Below, we link to a good article on the Brittany Maynard case, written before she committed assisted suicide but just as relevant now, especially as we await the edited death video that will almost certainly be released by Compassion and Choices and People Magazine. The article discusses how the Maynard case is a “textbook example” of “framing”, a marketing technique in which complex issues are purposely presented “in overly simplistic, emotionally appealing ways”, ways which “can distract busy citizens from the most important issues related to a topic.” This is a well-known sales strategy used in politics, in which, “By substituting flash for substance, savvy consultants can manipulate public opinion to win important changes in public policy.”
The Maynard case has been framed in terms of an individual’s “right” to avoid suffering, yet, as the article points out, every individual already has access to drugs capable of “helping” that individual to die; this is a simple fact, the evidence of which is the high unassisted suicide rate that has led to suicide prevention efforts worldwide.

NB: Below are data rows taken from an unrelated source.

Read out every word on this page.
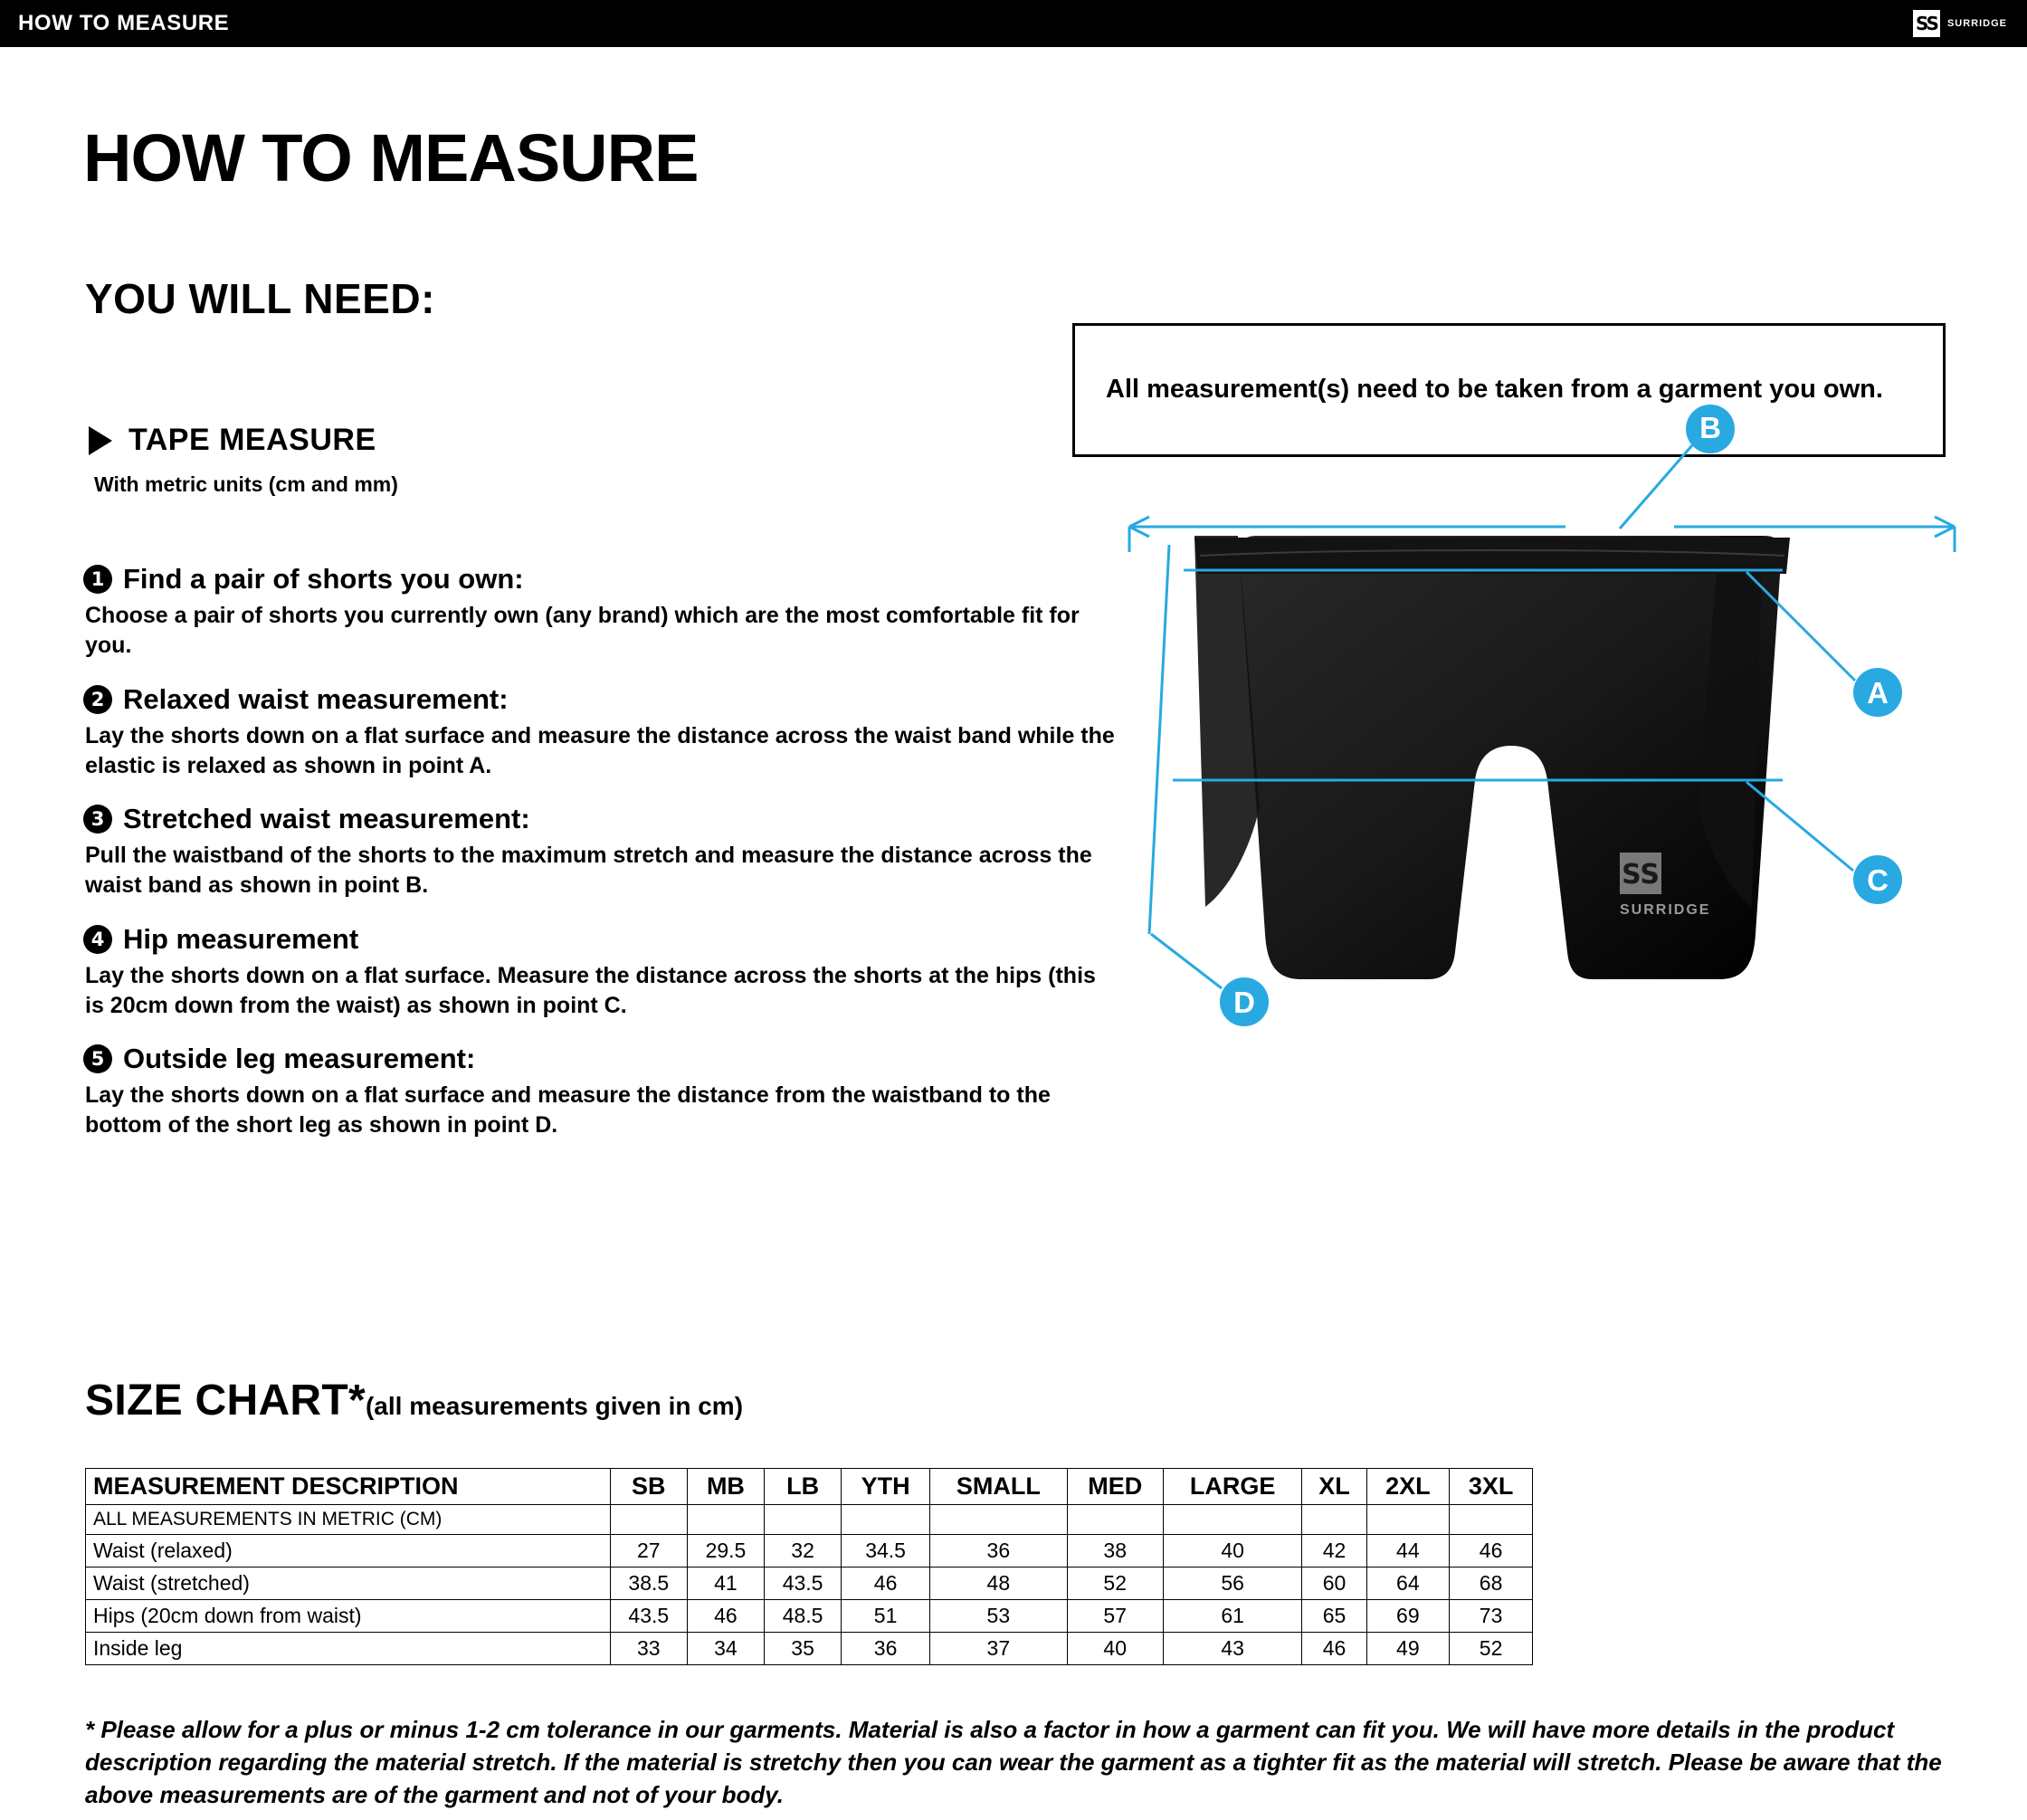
HOW TO MEASURE	SS SURRIDGE
HOW TO MEASURE
YOU WILL NEED:
All measurement(s) need to be taken from a garment you own.
TAPE MEASURE
With metric units (cm and mm)
1 Find a pair of shorts you own:
Choose a pair of shorts you currently own (any brand) which are the most comfortable fit for you.
2 Relaxed waist measurement:
Lay the shorts down on a flat surface and measure the distance across the waist band while the elastic is relaxed as shown in point A.
3 Stretched waist measurement:
Pull the waistband of the shorts to the maximum stretch and measure the distance across the waist band as shown in point B.
4 Hip measurement
Lay the shorts down on a flat surface. Measure the distance across the shorts at the hips (this is 20cm down from the waist) as shown in point C.
5 Outside leg measurement:
Lay the shorts down on a flat surface and measure the distance from the waistband to the bottom of the short leg as shown in point D.
SS
SURRIDGE
B
A
C
D
SIZE CHART*(all measurements given in cm)
MEASUREMENT DESCRIPTION	SB	MB	LB	YTH	SMALL	MED	LARGE	XL	2XL	3XL
ALL MEASUREMENTS IN METRIC (CM)										
Waist (relaxed)	27	29.5	32	34.5	36	38	40	42	44	46
Waist (stretched)	38.5	41	43.5	46	48	52	56	60	64	68
Hips (20cm down from waist)	43.5	46	48.5	51	53	57	61	65	69	73
Inside leg	33	34	35	36	37	40	43	46	49	52
* Please allow for a plus or minus 1-2 cm tolerance in our garments. Material is also a factor in how a garment can fit you. We will have more details in the product description regarding the material stretch. If the material is stretchy then you can wear the garment as a tighter fit as the material will stretch. Please be aware that the above measurements are of the garment and not of your body.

It is not access to suicide that Compassion and Choices and People are selling but law establishing public policy, policy which affects everyone, not only an individual. Yet speaking this simple truth over the past few weeks has resulted in attempts to silence the speakers, including one by Maynard herself, who told a well-known palliative care physician who has helped many brain cancer patients die peacefully and comfortably that he knew nothing about her case and asked him to stop talking about the campaign she herself had made public and on which she was even then speaking publically. The comments on some of the thousands of articles on the case have been vicious attacks.
According to the article, the real issue behind the sales pitch is not whether Brittany Maynard should have had to suffer if she did not want to (because she could have avoided suffering by accepting palliative care or by taking responsibility for her own private suicide), but whether some kinds of lives are worth living and some are not. The aim is to achieve public consensus that some are not, to make people think “I’d rather be dead” than….disabled, sick, elderly, etc. etc..
By calling our attention to the over-simplification that happens when one person’s case is extrapolated to apply to all of us (especially when the presentation of that case is accomplished through beautiful people, puppies, soft music, and spotless rooms in which sunlight falls on a peaceful looking bed), the author hopes to caution against the rapid and shallow acceptance of a policy with many ramifications. He calls for vigorous and honest debate, to enable people to see through the salesmanship trying to steer us down a path in which policy pushes particular kinds of people to feel “a duty to die”. To that, True Dignity would add that those particular kinds of people are those that need care and that “a duty to die” is only the tip of the iceberg. History offers plentiful evidence of other people’s and the state’s deciding who must die and acting on that decision without consulting those people. We should realize that the only way to preserve individual liberty is to forbid states or any individuals other than the subject him or herself from getting involved in suicide in any other way than prevention. We should especially forbid involvement by doctors, because of the power they have by virtue of their expertise and the respect in which they are held.